Danh Trân: Ma saison préférée? L'automne. L'automne, en Europe, ça a vraiment un charme très particulier… D’ailleurs, au départ, je voulais qu’il y ait une histoire qui se passe en automne, dans mon livre. C’était une histoire d’amour qui se passait dans la vallée de la Meuse, en Belgique, avec pour toile de fond un paysage automnal, justement… Mais bon, mon éditeur m’a déconseillé de m’aventurer par là, alors j’ai cédé… Peut-être que je n’aurais pas dû…   

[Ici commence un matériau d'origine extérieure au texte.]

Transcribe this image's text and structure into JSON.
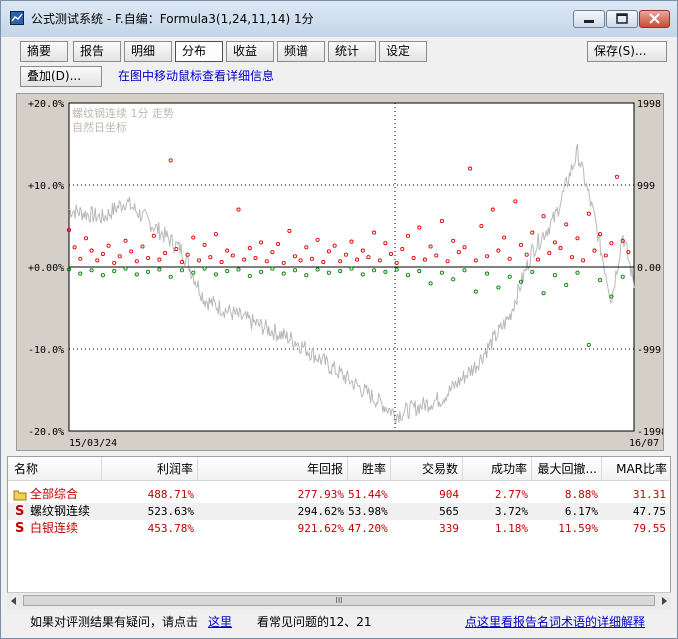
{
  "window": {
    "title": "公式测试系统 - F.自编：Formula3(1,24,11,14) 1分"
  },
  "tabs": [
    "摘要",
    "报告",
    "明细",
    "分布",
    "收益",
    "频谱",
    "统计",
    "设定"
  ],
  "active_tab": "分布",
  "toolbar": {
    "save_label": "保存(S)...",
    "overlay_label": "叠加(D)...",
    "hint": "在图中移动鼠标查看详细信息"
  },
  "chart": {
    "legend_line1": "螺纹钢连续 1分 走势",
    "legend_line2": "自然日坐标",
    "left_ticks": [
      "+20.0%",
      "+10.0%",
      "+0.00%",
      "-10.0%",
      "-20.0%"
    ],
    "right_ticks": [
      "1998",
      "999",
      "0.00",
      "-999",
      "-1998"
    ],
    "date_start": "15/03/24",
    "date_end": "16/07"
  },
  "chart_data": {
    "type": "scatter",
    "title": "螺纹钢连续 1分 走势",
    "y_left_range": [
      -20.0,
      20.0
    ],
    "y_right_range": [
      -1998,
      1998
    ],
    "x_range": [
      "15/03/24",
      "16/07"
    ],
    "series": [
      {
        "name": "profit_trades",
        "color": "#e00000",
        "points": [
          [
            0.0,
            4.5
          ],
          [
            0.01,
            2.4
          ],
          [
            0.02,
            1.0
          ],
          [
            0.03,
            3.5
          ],
          [
            0.04,
            2.0
          ],
          [
            0.05,
            0.8
          ],
          [
            0.06,
            1.6
          ],
          [
            0.07,
            2.6
          ],
          [
            0.08,
            0.5
          ],
          [
            0.09,
            1.3
          ],
          [
            0.1,
            3.2
          ],
          [
            0.11,
            1.9
          ],
          [
            0.12,
            0.7
          ],
          [
            0.13,
            2.5
          ],
          [
            0.14,
            1.1
          ],
          [
            0.15,
            3.8
          ],
          [
            0.16,
            0.9
          ],
          [
            0.17,
            1.7
          ],
          [
            0.18,
            13.0
          ],
          [
            0.19,
            2.2
          ],
          [
            0.2,
            0.6
          ],
          [
            0.21,
            1.5
          ],
          [
            0.22,
            3.6
          ],
          [
            0.23,
            0.8
          ],
          [
            0.24,
            2.7
          ],
          [
            0.25,
            1.2
          ],
          [
            0.26,
            4.0
          ],
          [
            0.27,
            0.6
          ],
          [
            0.28,
            2.0
          ],
          [
            0.29,
            1.4
          ],
          [
            0.3,
            7.0
          ],
          [
            0.31,
            0.9
          ],
          [
            0.32,
            2.3
          ],
          [
            0.33,
            1.1
          ],
          [
            0.34,
            3.0
          ],
          [
            0.35,
            0.7
          ],
          [
            0.36,
            1.8
          ],
          [
            0.37,
            2.8
          ],
          [
            0.38,
            0.5
          ],
          [
            0.39,
            4.4
          ],
          [
            0.4,
            1.3
          ],
          [
            0.41,
            0.8
          ],
          [
            0.42,
            2.4
          ],
          [
            0.43,
            1.0
          ],
          [
            0.44,
            3.3
          ],
          [
            0.45,
            0.6
          ],
          [
            0.46,
            1.9
          ],
          [
            0.47,
            2.6
          ],
          [
            0.48,
            0.7
          ],
          [
            0.49,
            1.5
          ],
          [
            0.5,
            3.1
          ],
          [
            0.51,
            0.9
          ],
          [
            0.52,
            2.0
          ],
          [
            0.53,
            1.2
          ],
          [
            0.54,
            4.2
          ],
          [
            0.55,
            0.8
          ],
          [
            0.56,
            2.9
          ],
          [
            0.57,
            1.6
          ],
          [
            0.58,
            0.5
          ],
          [
            0.59,
            2.2
          ],
          [
            0.6,
            3.8
          ],
          [
            0.61,
            1.1
          ],
          [
            0.62,
            4.8
          ],
          [
            0.63,
            0.9
          ],
          [
            0.64,
            2.5
          ],
          [
            0.65,
            1.4
          ],
          [
            0.66,
            5.6
          ],
          [
            0.67,
            0.7
          ],
          [
            0.68,
            3.2
          ],
          [
            0.69,
            1.8
          ],
          [
            0.7,
            2.4
          ],
          [
            0.71,
            12.0
          ],
          [
            0.72,
            0.8
          ],
          [
            0.73,
            5.0
          ],
          [
            0.74,
            1.3
          ],
          [
            0.75,
            7.0
          ],
          [
            0.76,
            2.0
          ],
          [
            0.77,
            3.6
          ],
          [
            0.78,
            1.0
          ],
          [
            0.79,
            8.0
          ],
          [
            0.8,
            2.7
          ],
          [
            0.81,
            1.5
          ],
          [
            0.82,
            4.2
          ],
          [
            0.83,
            0.9
          ],
          [
            0.84,
            6.2
          ],
          [
            0.85,
            1.7
          ],
          [
            0.86,
            3.0
          ],
          [
            0.87,
            2.3
          ],
          [
            0.88,
            5.2
          ],
          [
            0.89,
            1.2
          ],
          [
            0.9,
            3.5
          ],
          [
            0.91,
            0.8
          ],
          [
            0.92,
            6.5
          ],
          [
            0.93,
            2.0
          ],
          [
            0.94,
            4.0
          ],
          [
            0.95,
            1.4
          ],
          [
            0.96,
            2.9
          ],
          [
            0.97,
            11.0
          ],
          [
            0.98,
            3.2
          ],
          [
            0.99,
            1.8
          ]
        ]
      },
      {
        "name": "loss_trades",
        "color": "#008000",
        "points": [
          [
            0.0,
            -0.3
          ],
          [
            0.02,
            -0.8
          ],
          [
            0.04,
            -0.4
          ],
          [
            0.06,
            -1.0
          ],
          [
            0.08,
            -0.5
          ],
          [
            0.1,
            -0.2
          ],
          [
            0.12,
            -0.9
          ],
          [
            0.14,
            -0.6
          ],
          [
            0.16,
            -0.3
          ],
          [
            0.18,
            -1.2
          ],
          [
            0.2,
            -0.4
          ],
          [
            0.22,
            -0.7
          ],
          [
            0.24,
            -0.2
          ],
          [
            0.26,
            -0.9
          ],
          [
            0.28,
            -0.5
          ],
          [
            0.3,
            -0.3
          ],
          [
            0.32,
            -1.1
          ],
          [
            0.34,
            -0.6
          ],
          [
            0.36,
            -0.2
          ],
          [
            0.38,
            -0.8
          ],
          [
            0.4,
            -0.4
          ],
          [
            0.42,
            -1.0
          ],
          [
            0.44,
            -0.3
          ],
          [
            0.46,
            -0.7
          ],
          [
            0.48,
            -0.5
          ],
          [
            0.5,
            -0.2
          ],
          [
            0.52,
            -0.9
          ],
          [
            0.54,
            -0.4
          ],
          [
            0.56,
            -0.6
          ],
          [
            0.58,
            -0.3
          ],
          [
            0.6,
            -1.0
          ],
          [
            0.62,
            -0.5
          ],
          [
            0.64,
            -2.0
          ],
          [
            0.66,
            -0.7
          ],
          [
            0.68,
            -1.5
          ],
          [
            0.7,
            -0.4
          ],
          [
            0.72,
            -3.0
          ],
          [
            0.74,
            -0.8
          ],
          [
            0.76,
            -2.5
          ],
          [
            0.78,
            -1.2
          ],
          [
            0.8,
            -1.8
          ],
          [
            0.82,
            -0.6
          ],
          [
            0.84,
            -3.2
          ],
          [
            0.86,
            -1.0
          ],
          [
            0.88,
            -2.2
          ],
          [
            0.9,
            -0.7
          ],
          [
            0.92,
            -9.5
          ],
          [
            0.94,
            -1.6
          ],
          [
            0.96,
            -3.6
          ],
          [
            0.98,
            -1.2
          ]
        ]
      }
    ],
    "price_line_color": "#b8b8b8"
  },
  "table": {
    "headers": [
      "名称",
      "利润率",
      "年回报",
      "胜率",
      "交易数",
      "成功率",
      "最大回撤...",
      "MAR比率"
    ],
    "rows": [
      {
        "icon": "folder-icon",
        "name": "全部综合",
        "values": [
          "488.71%",
          "277.93%",
          "51.44%",
          "904",
          "2.77%",
          "8.88%",
          "31.31"
        ]
      },
      {
        "icon": "s-icon",
        "name": "螺纹钢连续",
        "values": [
          "523.63%",
          "294.62%",
          "53.98%",
          "565",
          "3.72%",
          "6.17%",
          "47.75"
        ]
      },
      {
        "icon": "s-icon",
        "name": "白银连续",
        "values": [
          "453.78%",
          "921.62%",
          "47.20%",
          "339",
          "1.18%",
          "11.59%",
          "79.55"
        ]
      }
    ],
    "scroll_label": "III"
  },
  "footer": {
    "question_prefix": "如果对评测结果有疑问，请点击",
    "here_link": "这里",
    "faq_text": "看常见问题的12、21",
    "glossary_link": "点这里看报告名词术语的详细解释"
  },
  "colors": {
    "profit": "#e00000",
    "loss": "#008000",
    "link": "#0000c8"
  }
}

VOV5: Quel message voulez-vous transmettre à vos lecteurs à travers votre livre?

Danh Trân: Il y trois choses que je veux transmettre… La beauté des paysages à travers les saisons, tout d’abord; avec la pluie, la neige, le soleil, la brume, qui sont de véritables prismes… Ensuite, ce sont quand mêmes les pérégrinations d’un jeune homme de 20 ans, qui porte les rêves et les aspirations de la jeunesse… Et puis - et c’est le troisième point - il y a toutes ces rencontres que j’ai pu faire: rencontres avec d’autres étudiants venus d’autres pays, mais aussi avec des migrants, avec des Vietnamiens installés en Europe depuis plusieurs générations… C’est très riche, tout ça!        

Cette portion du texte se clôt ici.